Così l’orazione vuol rendere onore all’intera famiglia divina, il padre, la madre e il figlio, l’archetipo ontologico delle specie viventi evolutesi fino al genere umano. Se i principi della cosmobiologia descritti nel saggio L’Essere disegnano un progetto strutturale dell’Universo, finalizzato all’affermarsi della vita e all’evolvere di questa fino agli esseri dotati di consapevolezza, necessari per formare la consapevolezza universale, non si può non onorare lo strumento biologico di questo progetto, cioè il femminile. In fondo, è quello che gli uomini hanno sempre fatto, da quando ne hanno avuto consapevolezza, prima intuitiva ed emotiva che scientifica. Lo confermano i culti legati alla fertilità della terra, quelli dedicati alla dea madre, lo stesso Cristianesimo si origina in un contesto di credenze legate ai cicli stagionali del nostro pianeta, simbolizzati dalla triade divina composta da un dio padre, una dea madre e un giovane dio che muore e risorge.

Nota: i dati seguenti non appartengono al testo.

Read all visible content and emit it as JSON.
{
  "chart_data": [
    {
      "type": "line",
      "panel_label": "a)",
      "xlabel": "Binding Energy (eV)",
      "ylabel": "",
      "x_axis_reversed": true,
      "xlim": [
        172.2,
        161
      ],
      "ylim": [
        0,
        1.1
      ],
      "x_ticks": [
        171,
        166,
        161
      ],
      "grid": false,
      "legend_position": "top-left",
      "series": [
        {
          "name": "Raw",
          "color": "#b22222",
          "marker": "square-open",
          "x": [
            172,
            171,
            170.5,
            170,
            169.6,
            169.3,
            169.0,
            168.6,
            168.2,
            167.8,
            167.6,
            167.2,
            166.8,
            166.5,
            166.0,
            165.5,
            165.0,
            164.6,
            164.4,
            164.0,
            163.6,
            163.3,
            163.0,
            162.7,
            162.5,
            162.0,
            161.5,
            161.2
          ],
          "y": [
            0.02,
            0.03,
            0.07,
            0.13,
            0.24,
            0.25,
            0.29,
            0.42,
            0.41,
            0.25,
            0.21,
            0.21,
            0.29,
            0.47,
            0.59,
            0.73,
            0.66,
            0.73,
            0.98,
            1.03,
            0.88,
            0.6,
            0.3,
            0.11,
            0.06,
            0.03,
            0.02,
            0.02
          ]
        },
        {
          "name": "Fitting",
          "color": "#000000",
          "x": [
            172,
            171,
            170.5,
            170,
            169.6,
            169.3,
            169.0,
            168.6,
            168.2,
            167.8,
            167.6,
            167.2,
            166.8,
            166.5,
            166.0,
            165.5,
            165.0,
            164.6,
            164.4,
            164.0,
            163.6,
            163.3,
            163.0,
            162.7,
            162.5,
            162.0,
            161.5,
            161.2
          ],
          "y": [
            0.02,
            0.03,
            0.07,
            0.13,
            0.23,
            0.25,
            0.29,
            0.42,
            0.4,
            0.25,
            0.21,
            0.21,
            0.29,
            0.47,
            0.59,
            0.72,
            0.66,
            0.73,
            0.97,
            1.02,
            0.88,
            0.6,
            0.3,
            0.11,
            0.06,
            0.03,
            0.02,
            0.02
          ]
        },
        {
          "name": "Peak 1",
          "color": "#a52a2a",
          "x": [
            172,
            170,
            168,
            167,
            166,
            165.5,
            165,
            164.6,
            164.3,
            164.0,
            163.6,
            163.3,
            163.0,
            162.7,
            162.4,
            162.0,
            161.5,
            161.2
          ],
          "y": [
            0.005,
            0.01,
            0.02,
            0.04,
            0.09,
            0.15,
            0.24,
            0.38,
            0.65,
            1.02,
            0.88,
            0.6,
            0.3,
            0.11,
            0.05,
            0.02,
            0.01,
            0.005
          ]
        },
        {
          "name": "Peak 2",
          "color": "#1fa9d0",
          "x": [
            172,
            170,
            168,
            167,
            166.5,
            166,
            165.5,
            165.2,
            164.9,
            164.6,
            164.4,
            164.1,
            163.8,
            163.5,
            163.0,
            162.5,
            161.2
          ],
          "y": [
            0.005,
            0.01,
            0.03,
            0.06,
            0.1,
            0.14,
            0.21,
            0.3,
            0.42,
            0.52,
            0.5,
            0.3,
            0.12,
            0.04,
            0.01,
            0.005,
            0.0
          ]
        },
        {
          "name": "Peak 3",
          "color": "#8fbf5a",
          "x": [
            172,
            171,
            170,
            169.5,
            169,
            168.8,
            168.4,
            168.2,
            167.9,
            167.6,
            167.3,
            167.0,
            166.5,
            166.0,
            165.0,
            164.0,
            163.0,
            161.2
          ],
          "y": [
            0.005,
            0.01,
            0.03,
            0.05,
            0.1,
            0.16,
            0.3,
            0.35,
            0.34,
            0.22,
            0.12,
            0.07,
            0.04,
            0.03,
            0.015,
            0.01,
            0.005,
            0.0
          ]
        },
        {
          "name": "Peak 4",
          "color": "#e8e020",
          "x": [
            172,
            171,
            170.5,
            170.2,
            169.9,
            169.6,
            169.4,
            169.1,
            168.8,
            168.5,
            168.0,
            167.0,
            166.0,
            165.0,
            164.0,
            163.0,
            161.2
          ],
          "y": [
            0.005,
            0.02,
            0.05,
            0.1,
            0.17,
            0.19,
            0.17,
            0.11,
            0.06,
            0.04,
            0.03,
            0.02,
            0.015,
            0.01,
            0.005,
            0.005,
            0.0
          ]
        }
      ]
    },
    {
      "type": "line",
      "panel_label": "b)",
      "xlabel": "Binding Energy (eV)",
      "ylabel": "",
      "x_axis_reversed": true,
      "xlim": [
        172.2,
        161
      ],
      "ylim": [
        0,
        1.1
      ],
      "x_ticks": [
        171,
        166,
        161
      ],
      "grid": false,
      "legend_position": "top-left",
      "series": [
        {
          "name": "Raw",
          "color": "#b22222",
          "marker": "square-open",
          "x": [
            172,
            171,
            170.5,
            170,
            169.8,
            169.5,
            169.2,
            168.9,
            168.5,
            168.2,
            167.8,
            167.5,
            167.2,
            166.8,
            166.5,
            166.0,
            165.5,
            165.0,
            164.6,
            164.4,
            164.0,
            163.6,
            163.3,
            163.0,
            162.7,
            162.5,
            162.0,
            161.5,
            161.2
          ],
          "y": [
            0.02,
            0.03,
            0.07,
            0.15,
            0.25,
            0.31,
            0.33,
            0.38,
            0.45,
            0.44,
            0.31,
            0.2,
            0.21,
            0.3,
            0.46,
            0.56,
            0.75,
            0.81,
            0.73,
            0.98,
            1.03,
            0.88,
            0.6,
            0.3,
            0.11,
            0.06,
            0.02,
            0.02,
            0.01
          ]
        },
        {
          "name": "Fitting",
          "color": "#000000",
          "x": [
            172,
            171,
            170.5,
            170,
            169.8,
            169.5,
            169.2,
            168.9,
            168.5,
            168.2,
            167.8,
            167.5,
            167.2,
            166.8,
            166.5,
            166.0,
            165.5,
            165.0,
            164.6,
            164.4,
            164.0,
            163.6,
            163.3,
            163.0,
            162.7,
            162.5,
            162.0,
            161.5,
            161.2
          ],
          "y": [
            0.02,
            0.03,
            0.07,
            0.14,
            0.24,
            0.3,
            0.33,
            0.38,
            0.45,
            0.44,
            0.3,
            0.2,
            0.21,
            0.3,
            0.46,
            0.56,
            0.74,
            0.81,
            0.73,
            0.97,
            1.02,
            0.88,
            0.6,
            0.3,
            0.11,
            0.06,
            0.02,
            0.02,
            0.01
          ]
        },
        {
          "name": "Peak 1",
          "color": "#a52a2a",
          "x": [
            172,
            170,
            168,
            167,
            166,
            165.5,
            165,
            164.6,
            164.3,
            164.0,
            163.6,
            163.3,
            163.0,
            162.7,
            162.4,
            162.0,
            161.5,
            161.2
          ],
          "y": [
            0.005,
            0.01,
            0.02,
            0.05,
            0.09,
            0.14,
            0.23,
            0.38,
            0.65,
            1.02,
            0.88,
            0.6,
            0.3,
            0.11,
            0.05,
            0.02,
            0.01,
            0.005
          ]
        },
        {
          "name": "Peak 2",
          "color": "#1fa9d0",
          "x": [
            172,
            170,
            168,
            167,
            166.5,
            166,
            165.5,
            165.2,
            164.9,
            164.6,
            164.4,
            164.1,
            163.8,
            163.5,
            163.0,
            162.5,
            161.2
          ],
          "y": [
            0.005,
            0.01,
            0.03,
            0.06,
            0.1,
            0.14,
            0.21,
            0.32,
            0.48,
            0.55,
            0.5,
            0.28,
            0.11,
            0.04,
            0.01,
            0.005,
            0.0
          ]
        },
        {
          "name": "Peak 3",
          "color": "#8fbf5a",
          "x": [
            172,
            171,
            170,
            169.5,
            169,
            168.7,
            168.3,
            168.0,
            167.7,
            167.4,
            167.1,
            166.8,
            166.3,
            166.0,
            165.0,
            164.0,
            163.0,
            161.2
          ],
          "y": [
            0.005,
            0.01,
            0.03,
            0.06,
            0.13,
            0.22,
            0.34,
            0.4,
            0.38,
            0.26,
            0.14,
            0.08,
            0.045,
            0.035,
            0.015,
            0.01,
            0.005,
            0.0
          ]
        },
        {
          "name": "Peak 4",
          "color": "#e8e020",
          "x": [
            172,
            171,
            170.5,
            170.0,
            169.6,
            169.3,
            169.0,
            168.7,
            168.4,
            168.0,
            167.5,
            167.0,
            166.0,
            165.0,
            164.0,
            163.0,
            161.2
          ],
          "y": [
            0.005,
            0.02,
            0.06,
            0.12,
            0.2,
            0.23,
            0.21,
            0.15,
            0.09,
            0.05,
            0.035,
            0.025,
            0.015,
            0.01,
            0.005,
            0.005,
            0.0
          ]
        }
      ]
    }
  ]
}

Duemila anni fa è venuto al mondo il “nostro” giovane dio, che è morto e risorto. E con lui è venuta la nostra religione cristiana. Certo, difronte all’eternità di Dio, questi ultimi duemila anni sono poca cosa. E lo sono anche le decine di migliaia di anni che hanno preceduto la venuta di Cristo, da quando si è evoluta la specie homo sapiens. Cosa è cambiato di così importante? Dio è sempre stato lo stesso, prima e dopo. Ed è sempre lui per tutti noi esseri umani, cristiani o meno. Quello che è cambiato è l’uomo, maturatosi ad un certo punto per poter accogliere un nuovo messaggio da parte di Dio, un messaggio che – a leggere i Vangeli – è più umano. Gesù rappresenta l’umanizzazione del dogma. Per certi versi ne è lo smantellamento. Ma questi sono spunti per ulteriori riflessioni. Per ora basti riflettere sul fatto che non dobbiamo aver timore di invocare Maria come tantissimi altri uomini e donne hanno invocato in passato una loro dea madre.
Un’ultima considerazione. Ho preferito usare il termine “ventre” invece del più diffuso “seno”, perché mi sembra più intellettualmente onesto. Sappiamo che la vita si genera nel ventre e non nel seno, che serve solo per allattare; gli altri suoi utilizzi non interessano questa trattazione. E’ vero che il termine “seno” viene usato anche per esprimere il concetto “all’interno di qualcosa”, per esempio, “in seno a una comunità”; ma ho l’impressione che il suo utilizzo, in questo caso, sia affine all’archetipo moralistico che vuole la purezza scevra dalla sessualità. Non entro nella questione dell’immacolata concezione perché penso che porti fuori strada rispetto al nucleo di questa riflessione. Però preferisco dire il più schietto “ventre” del più accomodante “seno”.

Santa Maria, madre di Dio
Questa è l’espressione più forte. Se ci fermiamo al concetto logico dei significati, come può un Essere infinito ed eterno avere una madre? Come può essere generato? Certo, se Dio si è fatto uomo, l’essere generato diviene un fattore ineludibile. Ancora una volta, però, il semplice ragionare razionale non aiuta. Fermiamoci, piuttosto, alle vibrazioni di questo breve passaggio, come ho già detto, un mantra molto potente, dal ritmo coinvolgente. Invochiamo una figura santa, amorevole e capace di proteggere, come una madre, come la più grande delle madri.

… prega per noi peccatori. Adesso e nell’ora della nostra morte.
Con la conclusione, in pochissime parole, l’orazione abbraccia l’intera vita di ciascuno di noi, la nascita – quando nostra madre ci ha generati – la vita attuale e l’ineludibile ora della fine della nostra esistenza biologica, comunque la vogliamo considerare. In fondo chiediamo all’essenza femminile dell’Essere, di rimanerci sempre vicini, dall’inizio alla fine.